Cells were fixed with 4% PFA at 4 °C overnight. Following fixation, the cells were rinsed with 60% isopropanol and then stained with Oil Red O (0.42 g/mL in 60% isopropanol) for 5 min. The Oil Red O solution was subsequently removed, and the cells were washed three times with tap water. The Oil Red O stain was then extracted using isopropanol and the absorbance was measured at 500 nm.

Western blot

Protein was extracted with RIPA (Servicebio#G2002), target proteins were detected with antibodies as follow: anti-PERILIPIN 1 (Bioss, Cat#bs-3789R, Lot#AD121123), anti-DESMIN (Abclonal, Cat#A0699, Lot#5500004718), Anti-FLAG (Genscript, Cat#A00187, Lot#155000952), Anti-GAPDH (Bioworld, Cat#AP0063, Lot#AA55151), anti-TUBULIN (Sangon, Cat#D190090-0100, Lot#H508AA0104).

Lipid content analysis

The lipid content was measured using a triglyceride content assay kit (Sangon#D799795), based on colorimetric method, following the manufacturer’s instructions. For sample preparation, ~0.1 g of hydrogel or microcarrier was homogenized using a blue pestle in 1 ml Buffer 1. Then, 200 µL of supernatant was collected for further analysis. 200 µL solution with 1 mg/mL triglyceride was used for comparison. The lipid content was calculated using the following formula.

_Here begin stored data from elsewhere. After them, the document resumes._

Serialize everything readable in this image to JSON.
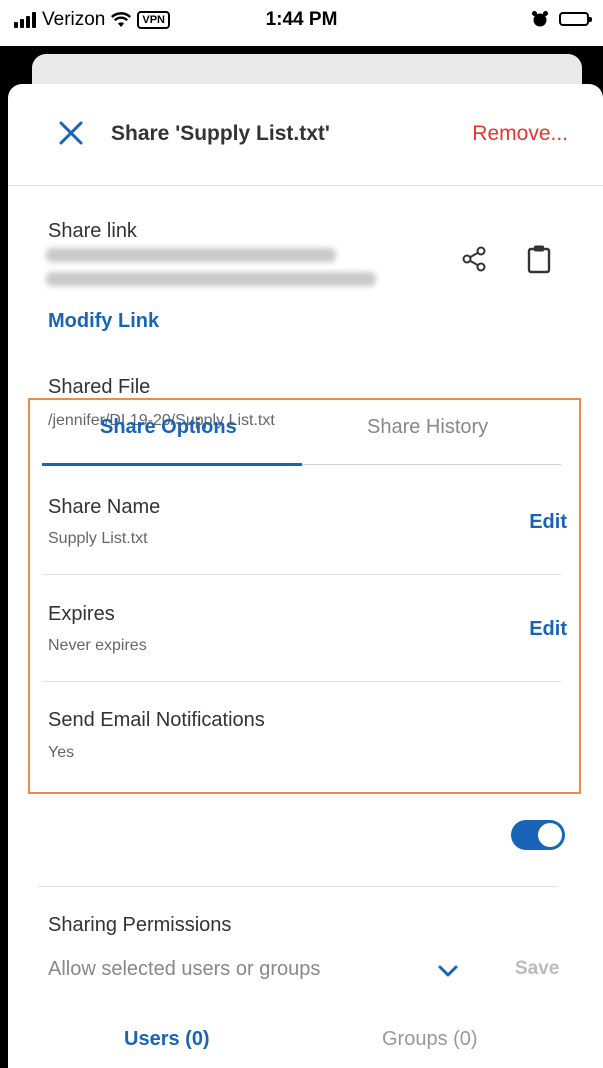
{
  "status_bar": {
    "carrier": "Verizon",
    "vpn": "VPN",
    "time": "1:44 PM"
  },
  "header": {
    "title": "Share 'Supply List.txt'",
    "remove_label": "Remove..."
  },
  "share_link": {
    "label": "Share link",
    "modify_label": "Modify Link"
  },
  "shared_file": {
    "label": "Shared File",
    "path": "/jennifer/DI 19-20/Supply List.txt"
  },
  "tabs": {
    "share_options": "Share Options",
    "share_history": "Share History"
  },
  "options": {
    "share_name_label": "Share Name",
    "share_name_value": "Supply List.txt",
    "expires_label": "Expires",
    "expires_value": "Never expires",
    "email_label": "Send Email Notifications",
    "email_value": "Yes",
    "email_enabled": true,
    "edit_label": "Edit"
  },
  "permissions": {
    "label": "Sharing Permissions",
    "selected": "Allow selected users or groups",
    "save_label": "Save",
    "users_tab": "Users (0)",
    "groups_tab": "Groups (0)"
  },
  "colors": {
    "accent": "#1a64b8",
    "danger": "#e8352c",
    "highlight": "#f08a4b"
  }
}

$${\rm {L{ipid}}}\,{\rm {{content}}}= \left(1\,{\rm {{mg}}}/{\rm {{mL}}}\times 0.2\,{\rm {{mL}}}\right)\\ \times \frac{{A}^{{\rm {{sample}}}}-{A}^{{\rm {{Blank}}}}}{{A}^{{{\rm {stander}}}}-{A}^{{{\rm {Blank}}}}}/\,{{\rm {sample}}\; {\rm {weight}}}\,({\rm {g}})$$

Statistics and reproducibility

Statistical analysis was performed using Prism 9.0 (GraphPad). Analysis between two groups was performed using a Two-tailed unpaired Student’s t-test. Sample size has been indicated in each figure legend.

Reporting summary

Further information on research design is available in the Nature Portfolio Reporting Summary linked to this article.